Static Link Library (SLL) vs. Dynamic Link Library (DLL) in C/C++

September 24th, 2009 Leave a Comment

At times, we may ask if we should use SLLs (*.lib, *.a) or DLLs (*.dll, *so) for our projects. Today, let’s discuss a bit on this issue.

When static linking is used, the linker extracts and copies the needed function from the library file into the executable. Only the executable file needs to be distributed to the end user.

As for dynamic linking, the link to a function in a dynamic library is resolved at runtime. Both the executable file and the needed DLLs are loaded into the memory when the program runs. The executable file and the needed DLLs need to be distributed to the end user.

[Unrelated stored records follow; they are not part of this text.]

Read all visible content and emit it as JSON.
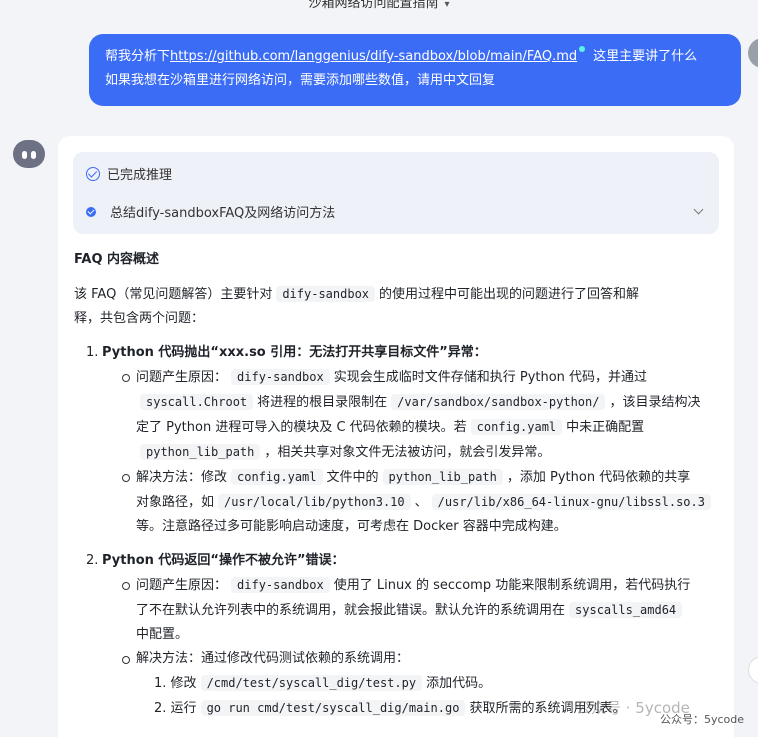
{
  "header": {
    "title": "沙箱网络访问配置指南"
  },
  "user_message": {
    "prefix": "帮我分析下",
    "link": "https://github.com/langgenius/dify-sandbox/blob/main/FAQ.md",
    "line1_suffix": "这里主要讲了什么",
    "line2": "如果我想在沙箱里进行网络访问，需要添加哪些数值，请用中文回复"
  },
  "reasoning": {
    "status": "已完成推理",
    "step": "总结dify-sandboxFAQ及网络访问方法"
  },
  "answer": {
    "heading": "FAQ 内容概述",
    "intro_a": "该 FAQ（常见问题解答）主要针对",
    "intro_code": "dify-sandbox",
    "intro_b": "的使用过程中可能出现的问题进行了回答和解",
    "intro_c": "释，共包含两个问题：",
    "q1": {
      "num": "1.",
      "title": "Python 代码抛出“xxx.so 引用：无法打开共享目标文件”异常：",
      "cause_label": "问题产生原因：",
      "cause_code1": "dify-sandbox",
      "cause_t1": "实现会生成临时文件存储和执行 Python 代码，并通过",
      "cause_code2": "syscall.Chroot",
      "cause_t2": "将进程的根目录限制在",
      "cause_code3": "/var/sandbox/sandbox-python/",
      "cause_t3": "，该目录结构决",
      "cause_t4": "定了 Python 进程可导入的模块及 C 代码依赖的模块。若",
      "cause_code4": "config.yaml",
      "cause_t5": "中未正确配置",
      "cause_code5": "python_lib_path",
      "cause_t6": "，相关共享对象文件无法被访问，就会引发异常。",
      "fix_label": "解决方法：修改",
      "fix_code1": "config.yaml",
      "fix_t1": "文件中的",
      "fix_code2": "python_lib_path",
      "fix_t2": "，添加 Python 代码依赖的共享",
      "fix_t3": "对象路径，如",
      "fix_code3": "/usr/local/lib/python3.10",
      "fix_t4": "、",
      "fix_code4": "/usr/lib/x86_64-linux-gnu/libssl.so.3",
      "fix_t5": "等。注意路径过多可能影响启动速度，可考虑在 Docker 容器中完成构建。"
    },
    "q2": {
      "num": "2.",
      "title": "Python 代码返回“操作不被允许”错误：",
      "cause_label": "问题产生原因：",
      "cause_code1": "dify-sandbox",
      "cause_t1": "使用了 Linux 的 seccomp 功能来限制系统调用，若代码执行",
      "cause_t2": "了不在默认允许列表中的系统调用，就会报此错误。默认允许的系统调用在",
      "cause_code2": "syscalls_amd64",
      "cause_t3": "中配置。",
      "fix_label": "解决方法：通过修改代码测试依赖的系统调用：",
      "steps": [
        {
          "num": "1.",
          "text_a": "修改",
          "code": "/cmd/test/syscall_dig/test.py",
          "text_b": "添加代码。"
        },
        {
          "num": "2.",
          "text_a": "运行",
          "code": "go run cmd/test/syscall_dig/main.go",
          "text_b": "获取所需的系统调用列表。"
        }
      ]
    }
  },
  "watermark": {
    "big": "公众号 · 5ycode",
    "small": "公众号：5ycode"
  }
}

Let’s look at the advantages of using static linking.

  • Static linking includes only the part of the library that is actually needed by the applications while dynamic linking loads the entire library (or a large part of it) into the memory when only a function is needed.
  • There is only one file to load, the executable file, when static linking is used. For dynamic linking, it is necessary to load several files when the program is started.
  • It takes longer time to call a function in a DLL than a SLL because it needs an extra jump through a pointer in an import table.
  • The memory space will become more fragmented when the code is distributed between multiple DLLs as they are always loaded at round memory address divisible by the memory page size. This will make all DLLs contend for the same cache lines which makes code caching and data caching less efficient.

Now, the followings are the advantages of using dynamic linking.

  • Multiple application running simultaneously can share the same DLL without the need to load more than one instance of the DLL into memory. This is useful on servers that run many processes simultaneously.
  • A DLL can be updated to a new version without the need to update the program that calls it.
  • A DLL can be called from programming languages that do not support static linking.
  • A DLL can be useful for making plug-ins that add functionality to an existing program.

As results, when you’re choosing either SLL or DLL to use, weigh the advantages and disadvantages. Identify the one that suits your project or application better.